During his sophomore season, Friend continued his progression toward becoming one of the Bears' best linebackers, playing in all 11 games and tallying 34 total tackles and two tackles for loss.
But last season, his junior campaign, was his real coming-out-party as he inserted himself as one of the leaders of the Bears' defense. His efforts, along with those of Clarence Bumpas and others, helped make the Bears' group of linebackers one of the best in the Big Sky.
Friend finished last season second among the Bears in total tackles (93) despite missing a game. He also notched four tackles for loss and a sack. His most surprising stat, though, may have been the fact that he led the team with three interceptions—showing his diversity and ability to defend the pass—with two of those coming against instate-rival Colorado State.
His strong play in the middle of the Northern Colorado defense earned him the recognition of the Big Sky Conference last season, as he was named an All-Big Sky Honorable Mention selection, and gave him more of a platform to assert his voice in the locker room as he tried to inspire his teammates with his attitude and faith.
"I just want my teammates to see that it's all about overcoming adversity," Friend says. "I hope that I can show them that there is nothing we can't overcome as a team. I just want to see us grow and learn to overcome anything."
So far this year, Friend has continued to push forward, serving as an example for his team of how to turn a potentially devastating disability into something to use as a tool to lead.
He has continued to lead a linebackers corps that gives opposing offenses nightmares. He enters Northern Colorado's home game against Montana with 17 tackles this season, including his season-high eight in the Bears' last game against FCS No. 2 Montana State.
Now, with his career at Northern Colorado nearing an end, Friend will have to decide what the next step in his journey will be.
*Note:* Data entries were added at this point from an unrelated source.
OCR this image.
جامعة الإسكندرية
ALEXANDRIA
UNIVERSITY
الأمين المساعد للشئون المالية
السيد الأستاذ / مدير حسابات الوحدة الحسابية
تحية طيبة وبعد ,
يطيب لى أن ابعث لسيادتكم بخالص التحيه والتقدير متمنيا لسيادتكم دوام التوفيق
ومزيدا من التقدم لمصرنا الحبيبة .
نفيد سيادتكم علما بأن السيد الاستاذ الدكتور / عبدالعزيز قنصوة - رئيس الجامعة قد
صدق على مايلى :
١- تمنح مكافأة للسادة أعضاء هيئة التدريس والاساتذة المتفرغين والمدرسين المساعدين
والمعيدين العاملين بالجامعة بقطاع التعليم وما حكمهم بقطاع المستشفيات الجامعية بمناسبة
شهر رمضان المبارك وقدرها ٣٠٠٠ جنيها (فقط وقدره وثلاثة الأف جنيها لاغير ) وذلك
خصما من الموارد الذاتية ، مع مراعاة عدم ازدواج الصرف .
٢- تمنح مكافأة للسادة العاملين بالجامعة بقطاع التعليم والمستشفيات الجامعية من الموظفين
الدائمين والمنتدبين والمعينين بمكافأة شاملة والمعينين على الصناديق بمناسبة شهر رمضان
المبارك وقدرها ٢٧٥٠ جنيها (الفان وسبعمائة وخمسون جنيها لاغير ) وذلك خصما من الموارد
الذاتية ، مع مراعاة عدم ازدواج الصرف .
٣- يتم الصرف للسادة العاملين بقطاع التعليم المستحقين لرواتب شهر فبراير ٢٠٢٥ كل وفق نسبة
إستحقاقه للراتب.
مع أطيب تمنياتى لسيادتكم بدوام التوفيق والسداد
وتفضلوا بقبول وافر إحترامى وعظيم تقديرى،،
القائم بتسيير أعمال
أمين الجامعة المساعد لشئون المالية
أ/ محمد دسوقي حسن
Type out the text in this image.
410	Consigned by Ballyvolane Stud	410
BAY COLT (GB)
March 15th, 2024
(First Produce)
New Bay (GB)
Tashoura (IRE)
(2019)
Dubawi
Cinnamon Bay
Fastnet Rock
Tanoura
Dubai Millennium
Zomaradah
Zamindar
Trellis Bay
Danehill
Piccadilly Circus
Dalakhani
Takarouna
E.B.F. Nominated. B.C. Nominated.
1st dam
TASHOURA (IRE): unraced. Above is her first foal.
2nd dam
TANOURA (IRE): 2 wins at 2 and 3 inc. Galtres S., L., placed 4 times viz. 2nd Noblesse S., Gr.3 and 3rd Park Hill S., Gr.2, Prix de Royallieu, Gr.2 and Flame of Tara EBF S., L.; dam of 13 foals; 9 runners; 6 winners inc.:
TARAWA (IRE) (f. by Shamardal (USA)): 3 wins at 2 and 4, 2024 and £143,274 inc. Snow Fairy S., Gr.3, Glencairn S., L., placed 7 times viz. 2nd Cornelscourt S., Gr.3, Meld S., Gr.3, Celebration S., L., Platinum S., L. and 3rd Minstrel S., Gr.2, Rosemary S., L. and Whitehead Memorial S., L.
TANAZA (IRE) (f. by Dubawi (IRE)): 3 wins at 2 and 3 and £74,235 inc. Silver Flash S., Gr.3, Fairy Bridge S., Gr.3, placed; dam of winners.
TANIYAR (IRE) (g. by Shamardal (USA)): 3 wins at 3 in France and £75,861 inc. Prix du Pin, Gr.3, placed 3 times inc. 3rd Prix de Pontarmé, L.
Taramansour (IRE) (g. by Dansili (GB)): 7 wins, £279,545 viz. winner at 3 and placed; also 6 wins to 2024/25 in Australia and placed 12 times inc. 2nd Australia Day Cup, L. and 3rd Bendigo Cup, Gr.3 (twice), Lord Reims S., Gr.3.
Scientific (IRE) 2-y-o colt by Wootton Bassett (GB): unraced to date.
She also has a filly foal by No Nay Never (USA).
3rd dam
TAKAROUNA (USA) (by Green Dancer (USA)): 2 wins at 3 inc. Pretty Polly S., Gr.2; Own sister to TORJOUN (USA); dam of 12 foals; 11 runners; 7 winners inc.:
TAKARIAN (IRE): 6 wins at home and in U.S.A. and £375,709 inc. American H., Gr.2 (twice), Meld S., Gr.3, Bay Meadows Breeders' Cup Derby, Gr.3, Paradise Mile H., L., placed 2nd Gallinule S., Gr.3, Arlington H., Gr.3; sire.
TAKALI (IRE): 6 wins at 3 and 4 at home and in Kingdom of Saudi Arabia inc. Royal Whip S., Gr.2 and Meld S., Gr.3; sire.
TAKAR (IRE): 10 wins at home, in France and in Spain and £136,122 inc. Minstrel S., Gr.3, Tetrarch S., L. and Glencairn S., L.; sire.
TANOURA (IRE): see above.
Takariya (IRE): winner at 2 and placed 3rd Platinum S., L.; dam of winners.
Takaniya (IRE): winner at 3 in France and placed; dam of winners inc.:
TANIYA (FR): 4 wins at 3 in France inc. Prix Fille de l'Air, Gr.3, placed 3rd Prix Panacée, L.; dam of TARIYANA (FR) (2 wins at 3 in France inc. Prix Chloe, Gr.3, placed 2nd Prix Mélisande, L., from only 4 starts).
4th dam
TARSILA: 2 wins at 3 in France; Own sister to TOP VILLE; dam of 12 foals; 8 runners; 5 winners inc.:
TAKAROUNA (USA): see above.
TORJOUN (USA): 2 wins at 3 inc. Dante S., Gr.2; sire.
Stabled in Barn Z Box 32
He's considered entering a seminary, serving in another way, or continuing his football career.
Regardless, Friend knows he has seven games left to leave his legacy in Greeley.
"In these last seven games, I just want to see our team continue to get better," he says. "I feel like we've come together as a group this year. Now it's time to learn how to overcome that adversity that we will see during a game and get some wins."